The key to gaining a child’s buy-in is to present the plan with confidence. When parents feel fearful or skeptical, kids sense that. But when parents present enemas as a normal, temporary, medically-necessary step toward resolving enuresis or encopresis, kids tend to adapt.


One mom in our private support group, who's also a counselor in a constipation clinic, explains it this way: "Children’s compliance with [enema] treatment is greatly impacted by the attitude of others around them. Everyone needs to be paddling in the same direction, so to speak. Kids pick up on adult emotions. In some cases, parents are refusing to participate, so it's no wonder the child doesn’t feel great about it. Once parents feel good about the treatment, kids start to cooperate."


Most families I work with conclude that enemas are far less traumatic than the alternatives. As one mom in our support group posted:


“It is way more traumatic to poop in the middle of class and stink up a room full of kids who don’t yet have a verbal filter. A quick, painless enema is much easier. My daughter asks for enemas now and has so much more confidence. She used to whisper to me, ‘Do I smell?’ That broke my heart. That was traumatic.”


That said, it’s completely normal to feel apprehensive at first. Most fears come down to one concern: Will it hurt?

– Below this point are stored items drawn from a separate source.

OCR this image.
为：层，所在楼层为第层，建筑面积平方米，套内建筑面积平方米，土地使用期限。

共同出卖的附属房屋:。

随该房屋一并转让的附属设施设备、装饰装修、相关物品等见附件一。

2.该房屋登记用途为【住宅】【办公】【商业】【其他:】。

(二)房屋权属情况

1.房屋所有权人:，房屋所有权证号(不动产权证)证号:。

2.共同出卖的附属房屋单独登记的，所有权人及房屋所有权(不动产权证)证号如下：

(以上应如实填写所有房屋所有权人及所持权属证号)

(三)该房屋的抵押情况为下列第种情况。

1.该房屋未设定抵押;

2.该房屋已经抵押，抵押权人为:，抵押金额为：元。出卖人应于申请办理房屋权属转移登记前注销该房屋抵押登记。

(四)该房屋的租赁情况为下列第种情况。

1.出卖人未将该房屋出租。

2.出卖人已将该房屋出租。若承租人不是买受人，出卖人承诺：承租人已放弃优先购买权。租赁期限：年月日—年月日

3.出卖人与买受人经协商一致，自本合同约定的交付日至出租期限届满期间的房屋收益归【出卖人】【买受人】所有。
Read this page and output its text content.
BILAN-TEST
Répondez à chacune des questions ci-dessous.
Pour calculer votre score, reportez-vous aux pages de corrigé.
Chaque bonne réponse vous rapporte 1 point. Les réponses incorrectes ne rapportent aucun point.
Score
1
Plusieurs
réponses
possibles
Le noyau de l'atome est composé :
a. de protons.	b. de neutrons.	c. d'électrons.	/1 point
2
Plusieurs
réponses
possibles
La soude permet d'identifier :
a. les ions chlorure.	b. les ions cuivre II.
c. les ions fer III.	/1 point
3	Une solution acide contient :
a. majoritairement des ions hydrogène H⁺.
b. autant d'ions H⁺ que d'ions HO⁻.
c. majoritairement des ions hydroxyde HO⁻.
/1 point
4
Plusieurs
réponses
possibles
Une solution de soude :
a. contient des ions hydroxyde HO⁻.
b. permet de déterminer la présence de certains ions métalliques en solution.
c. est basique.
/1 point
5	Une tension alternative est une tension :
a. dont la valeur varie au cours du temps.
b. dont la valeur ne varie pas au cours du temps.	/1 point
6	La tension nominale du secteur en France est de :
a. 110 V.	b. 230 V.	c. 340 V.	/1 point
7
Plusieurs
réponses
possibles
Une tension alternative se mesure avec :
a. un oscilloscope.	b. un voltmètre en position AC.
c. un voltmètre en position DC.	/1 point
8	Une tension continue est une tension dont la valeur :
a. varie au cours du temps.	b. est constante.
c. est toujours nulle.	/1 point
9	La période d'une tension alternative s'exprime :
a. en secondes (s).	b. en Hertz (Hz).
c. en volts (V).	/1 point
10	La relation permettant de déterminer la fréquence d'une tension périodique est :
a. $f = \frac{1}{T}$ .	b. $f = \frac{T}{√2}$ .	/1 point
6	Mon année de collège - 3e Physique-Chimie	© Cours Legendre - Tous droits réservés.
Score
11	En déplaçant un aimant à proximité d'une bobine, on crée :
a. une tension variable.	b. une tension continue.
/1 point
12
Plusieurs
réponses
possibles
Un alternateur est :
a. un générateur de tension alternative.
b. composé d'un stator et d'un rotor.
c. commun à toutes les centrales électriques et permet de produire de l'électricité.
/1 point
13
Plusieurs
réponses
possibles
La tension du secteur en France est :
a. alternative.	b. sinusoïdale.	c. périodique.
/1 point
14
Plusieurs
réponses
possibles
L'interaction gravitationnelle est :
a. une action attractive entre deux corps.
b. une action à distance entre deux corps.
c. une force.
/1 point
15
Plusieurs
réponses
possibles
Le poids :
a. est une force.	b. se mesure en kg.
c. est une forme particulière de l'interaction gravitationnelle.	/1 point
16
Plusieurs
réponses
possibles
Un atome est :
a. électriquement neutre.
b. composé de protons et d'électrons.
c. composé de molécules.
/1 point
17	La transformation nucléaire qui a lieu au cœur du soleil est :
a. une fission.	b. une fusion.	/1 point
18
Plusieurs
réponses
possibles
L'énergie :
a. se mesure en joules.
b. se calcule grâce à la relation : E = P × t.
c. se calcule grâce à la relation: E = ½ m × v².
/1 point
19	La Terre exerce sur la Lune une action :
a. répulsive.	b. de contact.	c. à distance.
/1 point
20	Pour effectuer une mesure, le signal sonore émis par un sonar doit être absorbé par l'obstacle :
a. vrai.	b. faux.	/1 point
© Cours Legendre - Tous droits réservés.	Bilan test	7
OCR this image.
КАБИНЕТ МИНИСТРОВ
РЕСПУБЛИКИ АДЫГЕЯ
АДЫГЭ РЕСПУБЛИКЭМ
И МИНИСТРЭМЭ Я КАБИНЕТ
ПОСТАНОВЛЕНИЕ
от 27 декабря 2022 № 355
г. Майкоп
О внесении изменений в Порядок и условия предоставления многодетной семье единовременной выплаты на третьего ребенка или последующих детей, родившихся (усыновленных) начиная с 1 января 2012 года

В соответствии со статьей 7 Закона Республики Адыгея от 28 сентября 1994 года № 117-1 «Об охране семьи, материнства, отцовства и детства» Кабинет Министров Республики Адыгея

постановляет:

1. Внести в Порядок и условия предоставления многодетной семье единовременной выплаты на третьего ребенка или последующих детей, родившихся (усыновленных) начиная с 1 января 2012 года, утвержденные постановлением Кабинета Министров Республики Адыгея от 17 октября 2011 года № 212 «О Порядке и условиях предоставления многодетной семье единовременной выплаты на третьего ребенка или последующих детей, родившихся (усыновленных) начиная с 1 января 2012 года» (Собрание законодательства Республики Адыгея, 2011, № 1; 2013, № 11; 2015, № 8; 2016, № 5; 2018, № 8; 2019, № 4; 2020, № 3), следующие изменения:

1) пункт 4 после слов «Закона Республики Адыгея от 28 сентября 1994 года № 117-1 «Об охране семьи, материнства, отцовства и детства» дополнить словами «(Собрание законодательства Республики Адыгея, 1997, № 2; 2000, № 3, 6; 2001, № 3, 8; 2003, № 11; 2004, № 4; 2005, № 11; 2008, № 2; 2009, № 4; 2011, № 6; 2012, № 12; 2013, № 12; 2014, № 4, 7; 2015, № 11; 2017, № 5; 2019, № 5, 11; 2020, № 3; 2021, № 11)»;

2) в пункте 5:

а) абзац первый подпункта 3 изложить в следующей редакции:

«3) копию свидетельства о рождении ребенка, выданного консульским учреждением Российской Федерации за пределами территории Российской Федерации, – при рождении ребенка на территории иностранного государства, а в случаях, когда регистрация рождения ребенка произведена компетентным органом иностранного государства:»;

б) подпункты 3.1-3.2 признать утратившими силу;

Sometimes it does—but usually for fixable reasons: the child is tense, the positioning is off, or there isn’t enough lubrication. Those details matter. Once they’re dialed in, the process tends to become routine pretty quickly.


The M.O.P. Anthology includes an Enema Rescue Guide with a dozen practical, kid-tested strategies to help families get past that initial hurdle.


Parents also report that our children’s books, Bedwetting and Accidents Aren’t Your Fault and Emma and the E Club, help kids warm up to the idea of enemas, reassuring them that plenty of other kids need the same treatment.


Enema may be the word parents don’t want to hear—but for many children, it’s the solution that finally works.